Le constat est cruel. Malgré une démocratie suisse citée en exemple et une densité de journaux parmi les plus hautes au monde, la confiance de la population envers la presse et les institutions politiques de notre pays s’érode. Les médias « traditionnels » souffrent de la baisse de leurs recettes publicitaires, beaucoup de journaux mettent la clef sous la porte. Comment surmonter cette crise ? Le scrutin du 13 février 2022 permettra, si l’on accepte la nouvelle loi sur les mesures en faveur des médias, de faire un premier pas, à faire suivre par d’autres avec des effets sur le plus long terme.

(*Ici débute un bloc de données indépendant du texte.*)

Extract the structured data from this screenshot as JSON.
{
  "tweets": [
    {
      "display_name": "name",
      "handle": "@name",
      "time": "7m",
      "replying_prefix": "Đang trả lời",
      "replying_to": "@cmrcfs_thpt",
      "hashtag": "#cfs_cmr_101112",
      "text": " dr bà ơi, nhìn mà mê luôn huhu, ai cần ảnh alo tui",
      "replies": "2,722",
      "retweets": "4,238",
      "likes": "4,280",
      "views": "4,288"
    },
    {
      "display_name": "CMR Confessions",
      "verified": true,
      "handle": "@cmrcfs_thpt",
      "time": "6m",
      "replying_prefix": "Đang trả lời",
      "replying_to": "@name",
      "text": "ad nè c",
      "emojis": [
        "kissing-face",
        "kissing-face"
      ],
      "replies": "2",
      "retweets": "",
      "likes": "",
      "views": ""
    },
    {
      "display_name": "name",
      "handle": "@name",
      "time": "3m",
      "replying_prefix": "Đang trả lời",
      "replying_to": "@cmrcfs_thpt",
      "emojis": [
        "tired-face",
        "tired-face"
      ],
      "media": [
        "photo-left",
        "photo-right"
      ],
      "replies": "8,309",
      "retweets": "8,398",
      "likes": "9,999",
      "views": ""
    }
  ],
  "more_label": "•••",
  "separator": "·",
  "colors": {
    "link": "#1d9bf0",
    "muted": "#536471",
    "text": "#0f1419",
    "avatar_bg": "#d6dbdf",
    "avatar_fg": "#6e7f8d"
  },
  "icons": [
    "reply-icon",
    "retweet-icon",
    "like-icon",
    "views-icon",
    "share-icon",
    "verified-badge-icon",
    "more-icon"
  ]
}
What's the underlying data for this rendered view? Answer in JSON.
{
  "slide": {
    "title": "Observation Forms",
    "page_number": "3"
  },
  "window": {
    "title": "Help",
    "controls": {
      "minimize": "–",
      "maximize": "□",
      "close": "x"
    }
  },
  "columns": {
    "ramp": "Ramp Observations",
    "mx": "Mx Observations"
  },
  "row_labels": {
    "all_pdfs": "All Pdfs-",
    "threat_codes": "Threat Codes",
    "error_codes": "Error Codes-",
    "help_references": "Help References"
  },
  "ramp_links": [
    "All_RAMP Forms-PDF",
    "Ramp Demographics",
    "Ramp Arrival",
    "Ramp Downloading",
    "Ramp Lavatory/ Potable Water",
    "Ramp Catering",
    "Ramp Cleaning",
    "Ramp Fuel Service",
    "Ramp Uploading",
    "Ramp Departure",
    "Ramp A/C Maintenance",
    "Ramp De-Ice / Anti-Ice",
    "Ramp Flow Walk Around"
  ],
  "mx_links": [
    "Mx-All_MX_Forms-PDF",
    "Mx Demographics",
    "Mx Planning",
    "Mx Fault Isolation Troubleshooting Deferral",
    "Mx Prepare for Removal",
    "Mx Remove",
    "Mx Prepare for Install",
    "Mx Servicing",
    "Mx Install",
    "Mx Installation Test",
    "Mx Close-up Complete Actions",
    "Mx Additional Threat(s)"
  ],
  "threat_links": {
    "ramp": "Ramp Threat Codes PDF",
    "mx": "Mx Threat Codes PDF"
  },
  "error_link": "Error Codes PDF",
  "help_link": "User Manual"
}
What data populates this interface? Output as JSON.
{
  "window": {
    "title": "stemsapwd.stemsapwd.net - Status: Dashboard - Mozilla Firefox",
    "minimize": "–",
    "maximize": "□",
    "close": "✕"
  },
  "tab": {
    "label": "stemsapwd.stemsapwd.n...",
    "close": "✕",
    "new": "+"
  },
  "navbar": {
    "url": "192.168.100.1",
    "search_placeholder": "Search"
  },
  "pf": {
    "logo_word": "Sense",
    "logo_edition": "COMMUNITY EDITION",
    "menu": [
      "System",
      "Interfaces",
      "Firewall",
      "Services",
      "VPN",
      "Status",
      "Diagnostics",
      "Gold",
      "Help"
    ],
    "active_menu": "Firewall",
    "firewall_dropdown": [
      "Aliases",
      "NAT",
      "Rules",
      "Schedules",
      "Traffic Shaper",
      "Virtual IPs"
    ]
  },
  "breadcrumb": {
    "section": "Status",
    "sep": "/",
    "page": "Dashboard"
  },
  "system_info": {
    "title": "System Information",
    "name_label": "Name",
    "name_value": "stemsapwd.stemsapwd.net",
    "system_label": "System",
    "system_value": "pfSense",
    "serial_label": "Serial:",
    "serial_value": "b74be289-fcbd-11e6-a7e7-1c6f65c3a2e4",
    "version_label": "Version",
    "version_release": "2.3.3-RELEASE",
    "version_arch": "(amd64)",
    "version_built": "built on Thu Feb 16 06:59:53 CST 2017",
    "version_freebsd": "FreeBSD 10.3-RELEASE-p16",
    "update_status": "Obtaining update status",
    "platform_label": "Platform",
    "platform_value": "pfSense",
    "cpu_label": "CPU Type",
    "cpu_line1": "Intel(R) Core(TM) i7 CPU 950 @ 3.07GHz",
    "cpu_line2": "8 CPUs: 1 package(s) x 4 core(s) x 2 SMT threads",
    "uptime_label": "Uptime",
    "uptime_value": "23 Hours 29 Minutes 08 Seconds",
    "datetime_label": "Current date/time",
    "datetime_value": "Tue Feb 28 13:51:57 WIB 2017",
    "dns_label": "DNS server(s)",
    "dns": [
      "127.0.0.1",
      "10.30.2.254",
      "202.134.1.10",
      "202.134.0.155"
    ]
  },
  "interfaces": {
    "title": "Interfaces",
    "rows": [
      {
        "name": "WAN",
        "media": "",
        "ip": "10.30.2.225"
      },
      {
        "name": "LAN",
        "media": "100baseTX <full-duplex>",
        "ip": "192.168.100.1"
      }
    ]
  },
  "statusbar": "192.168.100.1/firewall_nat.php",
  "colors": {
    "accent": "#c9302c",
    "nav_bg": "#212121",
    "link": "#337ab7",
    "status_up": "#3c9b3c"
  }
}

Le résultat de la votation du 28 novembre dernier sur la loi COVID est pour moi symptomatique : près de 40% de la population dit non aux propositions des autorités politiques pour faire face à la pandémie, et une majorité de jeunes votant.es les refuse, alors même que les mesures proposées sont parmi les moins sévères d’Europe.

En ce qui concerne la presse, si la population s’informe de plus en plus en ligne, les utilisateur.trices sont moins disposé.es à payer pour l’information numérique, peinant à en comprendre la valeur par rapport à des offres « papier ». Concernant ces dernières, depuis 2003, environ 70 journaux suisses ont mis la clé sous la porte, souffrant particulièrement de la baisse des recettes publicitaires. Les scrutins consécutifs sur le « No Billag » et sur l’aide à la presse sont aussi des signes de sa fragilisation.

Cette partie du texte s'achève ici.